SPRINGFIELD, Mass. (WWLP)– Astronomy Day at the Springfield Museums returns on Saturday, May 15.
In-person events had been cancelled due to the pandemic, but now the Museums will offer in-person and virtual experiences for anyone wanting to learn about the stars and planets of our solar system.
“We are excited to see star enthusiasts in-person this year!” said Kevin Kopchynski, the Springfield Museums’ Science Technology Engineering and Math (STEM) educator and Planetarium Manager. “And we are pleased to also offer a virtual experience.”
In the Science Museum’s Tolmam Hall at 11:30 am, 1:00 pm, and 2:30 pm, Museum Docent Joel Cummings will guide visitors through the science behind the spacesuit that astronauts wear on spacewalks outside of the International Space Station. Visitors will also witness what happens to a marshmallow in the vacuum of space!
Also in Tolman Hall at noon, 1:30 pm, and 3:00 pm, Kopchynski will give computer-guided tours of Mars, the Moon, and the May night sky.
Out on the Quadrangle, the Springfield Museums’ Family Engagement Team will offer demonstrations and hands-on activities between 11 am and 3 pm.
Activities include the following:
Orbiting Objects: “Exploring the Universe: Orbiting Objects” is a hands-on activity that invites visitors to experiment with different sized and weighted balls on a stretchy fabric gravity well. The activity models gravitational attraction in space.
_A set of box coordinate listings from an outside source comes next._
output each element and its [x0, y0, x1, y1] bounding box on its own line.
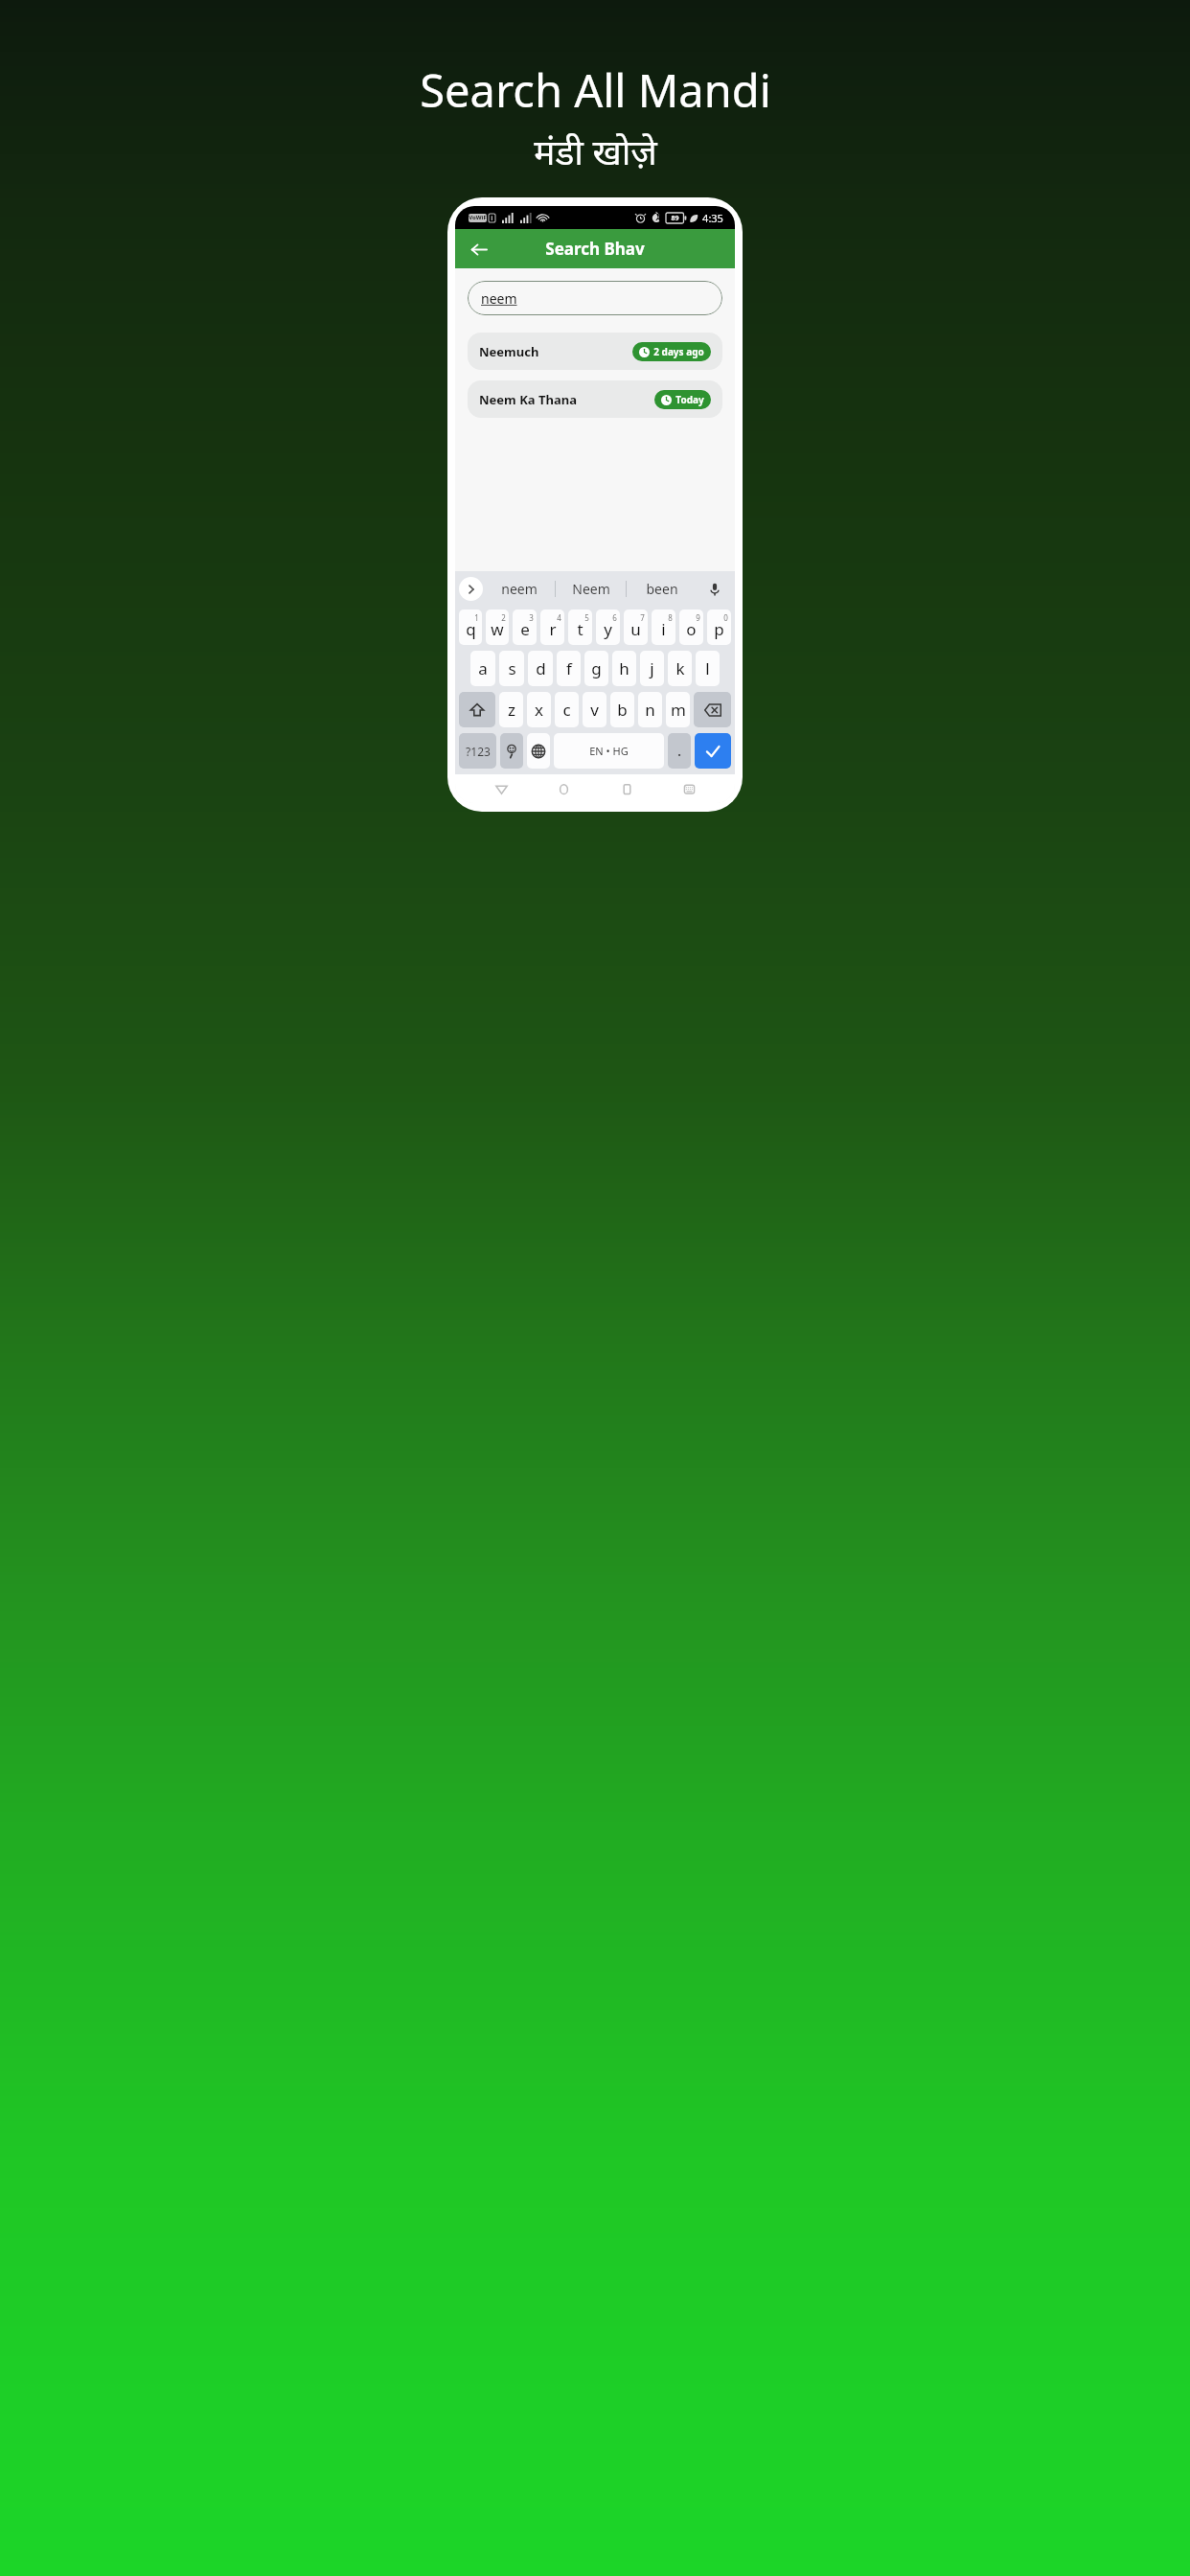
staticText: मंडी खोज़े — [534, 126, 657, 174]
button[interactable]: ?123 — [459, 733, 496, 769]
button[interactable]: Recent apps — [610, 774, 643, 803]
staticText: n — [645, 699, 655, 721]
button[interactable]: Back — [461, 232, 495, 266]
button[interactable]: v — [583, 692, 606, 727]
staticText: been — [646, 580, 678, 598]
staticText: h — [619, 657, 629, 679]
staticText: 4:35 — [702, 211, 723, 225]
button[interactable]: Hide keyboard — [673, 774, 705, 803]
staticText: g — [591, 657, 602, 679]
staticText: m — [671, 699, 686, 721]
staticText: y — [604, 618, 612, 640]
staticText: k — [675, 657, 685, 679]
button[interactable]: r — [540, 610, 564, 645]
staticText: a — [478, 657, 488, 679]
button[interactable]: Voice input — [702, 577, 727, 602]
staticText: b — [617, 699, 628, 721]
button[interactable]: m — [666, 692, 690, 727]
button[interactable]: More suggestions — [459, 577, 483, 601]
button[interactable]: s — [499, 651, 524, 686]
button[interactable]: x — [527, 692, 551, 727]
staticText: . — [677, 743, 681, 760]
staticText: d — [536, 657, 546, 679]
staticText: neem — [481, 289, 517, 308]
button[interactable]: EN • HG — [554, 733, 664, 769]
staticText: l — [705, 657, 710, 679]
button[interactable]: Emoji — [500, 733, 523, 769]
staticText: 8 — [668, 612, 673, 623]
staticText: 4 — [557, 612, 561, 623]
staticText: 6 — [612, 612, 617, 623]
button[interactable]: g — [584, 651, 608, 686]
staticText: t — [577, 618, 584, 640]
staticText: i — [661, 618, 666, 640]
staticText: 9 — [696, 612, 700, 623]
staticText: 0 — [723, 612, 728, 623]
button[interactable]: i — [652, 610, 675, 645]
button[interactable]: f — [557, 651, 581, 686]
button[interactable]: neem — [484, 571, 555, 607]
button[interactable]: z — [499, 692, 523, 727]
staticText: Search All Mandi — [420, 59, 771, 121]
staticText: VoWiFi — [469, 214, 487, 222]
staticText: j — [650, 657, 654, 679]
button[interactable]: Neem — [556, 571, 626, 607]
staticText: w — [491, 618, 504, 640]
button[interactable]: q — [459, 610, 482, 645]
button[interactable]: y — [596, 610, 620, 645]
staticText: u — [630, 618, 641, 640]
staticText: Neem Ka Thana — [479, 391, 577, 408]
staticText: c — [562, 699, 571, 721]
staticText: EN • HG — [589, 744, 629, 758]
button[interactable]: p — [707, 610, 731, 645]
button[interactable]: Neemuch — [468, 333, 722, 370]
button[interactable]: Change language — [527, 733, 550, 769]
button[interactable]: k — [668, 651, 692, 686]
staticText: 3 — [529, 612, 534, 623]
staticText: x — [535, 699, 543, 721]
staticText: p — [714, 618, 724, 640]
staticText: Neem — [572, 580, 610, 598]
staticText: 5 — [584, 612, 589, 623]
button[interactable]: a — [470, 651, 495, 686]
button[interactable]: Enter — [695, 733, 731, 769]
button[interactable]: t — [568, 610, 592, 645]
button[interactable]: j — [640, 651, 664, 686]
staticText: 2 — [501, 612, 506, 623]
button[interactable]: o — [679, 610, 703, 645]
staticText: r — [549, 618, 557, 640]
staticText: Search Bhav — [545, 238, 645, 260]
button[interactable]: w — [486, 610, 509, 645]
button[interactable]: been — [627, 571, 697, 607]
staticText: ?123 — [466, 744, 491, 759]
button[interactable]: b — [610, 692, 634, 727]
button[interactable]: d — [528, 651, 553, 686]
staticText: 1 — [474, 612, 479, 623]
staticText: q — [466, 618, 476, 640]
button[interactable]: e — [513, 610, 537, 645]
staticText: 2 days ago — [653, 345, 704, 358]
button[interactable]: Shift — [459, 692, 495, 727]
button[interactable]: . — [668, 733, 691, 769]
staticText: neem — [501, 580, 538, 598]
staticText: f — [566, 657, 572, 679]
button[interactable]: c — [555, 692, 579, 727]
staticText: 89 — [671, 214, 679, 223]
button[interactable]: h — [612, 651, 636, 686]
button[interactable]: neem — [468, 281, 722, 315]
button[interactable]: Home — [547, 774, 580, 803]
button[interactable]: Backspace — [694, 692, 731, 727]
staticText: v — [590, 699, 599, 721]
button[interactable]: Neem Ka Thana — [468, 380, 722, 418]
staticText: o — [686, 618, 697, 640]
staticText: Neemuch — [479, 343, 539, 360]
button[interactable]: Back — [485, 774, 517, 803]
button[interactable]: l — [696, 651, 720, 686]
staticText: e — [520, 618, 530, 640]
staticText: s — [508, 657, 516, 679]
button[interactable]: u — [624, 610, 648, 645]
button[interactable]: n — [638, 692, 662, 727]
staticText: 7 — [640, 612, 645, 623]
staticText: z — [508, 699, 515, 721]
staticText: Today — [675, 393, 704, 406]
Participants investigate how changing conditions can cause phenomena like stellar wobble and planet formation.
Nebula Spin Art: In this activity, participants will learn about how gigantic clouds of gas and dust in space, called nebulas, are formed. They’ll create their own colorful model nebula using paint and a spinner. Because of the unique quantities and locations of the materials and the forces that spread them out, each model nebula will be unique—just like each real nebula!
Filtered Light: “Exploring the Universe: Filtered Light” demonstrates how scientists can use telescopes and other tools to capture and filter different energies of light to study the universe. Most objects in the universe are so distant from us that we can only study them through light. Filters allow us to block some energy levels of light and isolate others; each energy of light can offer new information about the object of study. In “Filtered Light,” participants discover how colored filters can help reveal more about an image. They can also make and study colorful images of their own.
All Astronomy day activities are included at no extra charge with Museums admission for the day. Mask and social distancing requirements will be observed throughout the day in all locations. You can find out more on this and other programs at the Springfield Museums website.